パフォーマンス面の違いで言えば、彼らはシルバーストーンの練習走行でも恐ろしく競争力が高かった。彼らはその理由について、オーストリアGPからイギリスGPの間に開催されたミサノテストでのエレクトロニクスの調整の結果だと話していた。

そしてその他の要素としては、ヤマハファクトリーチームのボックスにあった、2018年プロトタイプとラベルがつけられた2台の新しいバイクだ。もちろんこれはシャーシの話だ。(エンジンはシーズン中の変更が出来ず、6台使用出来る)この新型シャーシはレッドブルリンクでのチームの酷いレースの後に、テストに持ち込まれた。新型シャーシはすぐに明らかな性能改善を示し、そのためイギリスGPでもこのシャーシが使用されることとなった。

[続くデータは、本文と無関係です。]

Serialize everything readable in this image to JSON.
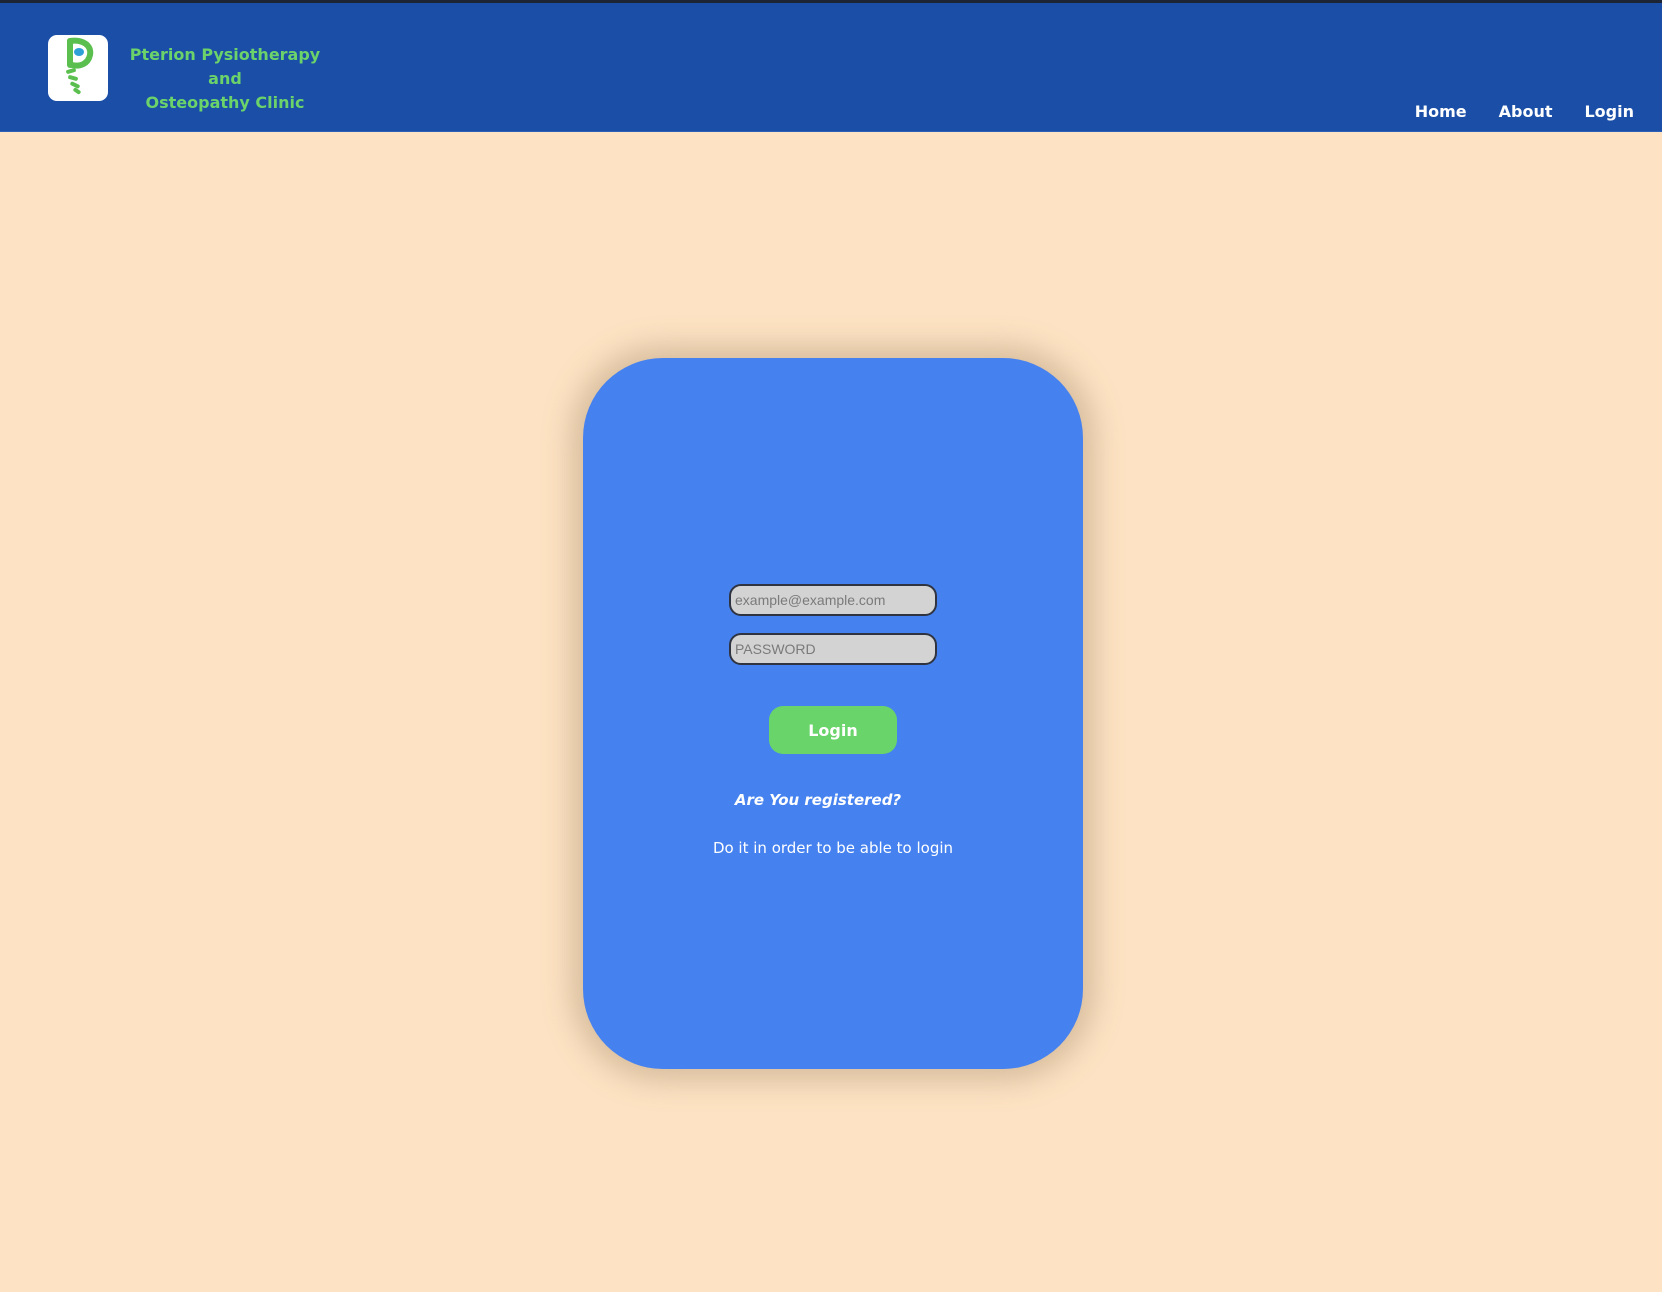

シルバーストーンのレースウィークの中で、ロッシとビニャーレスは2017年型のバイクと、2018年型のシャーシを使用したバイクを比較のためにライディングしていた。そして2人とも日曜のレースでは新型シャーシを使用したバイクを使用するという決定を下した。結果として、2台のパフォーマンスは2週間前のオーストリア戦とは大きく異なるものとなった。オーストリアでは両ライダー、チームともに不安を口にしていた。

日曜にビニャーレスはドヴィツィオーゾのすぐ後でレースを終え「非常に快適にライディング出来ました。特に最後の数週は非常に良かったですね。フィーリングとしてはシーズン前半に感じていたものに近いです。」と語っている。

ロッシはレース後半に競争力がないことから、チャンピオンシップ争いは難しいだろうと語っていた。しかしイギリスGPの内容からはそういった内容は伺えなかった。ロッシが1位ポジションで走行していた最後のラップである17周目に、ロッシは2’02.239を記録している。そして最後の2周となる19周、20周目に2’02.291、2’02.191というタイムを記録しており、これはビニャーレスがレース中盤で記録したベストタイムよりも速いタイムだった。

ミサノでこのプロトタイプがみせたパフォーマンスによって、エンジニア達とライダー達は、これをイングランドでも使用することを決めた。チームは2週間後にミサノで開催されるサンマリノGPにおいても、新しいシャーシが高い戦闘力を発揮することを期待している。その可能性が無くなったかに思えたヤマハだが、再びチャンピオンシップ争いに加わることが出来たと言えそうだ。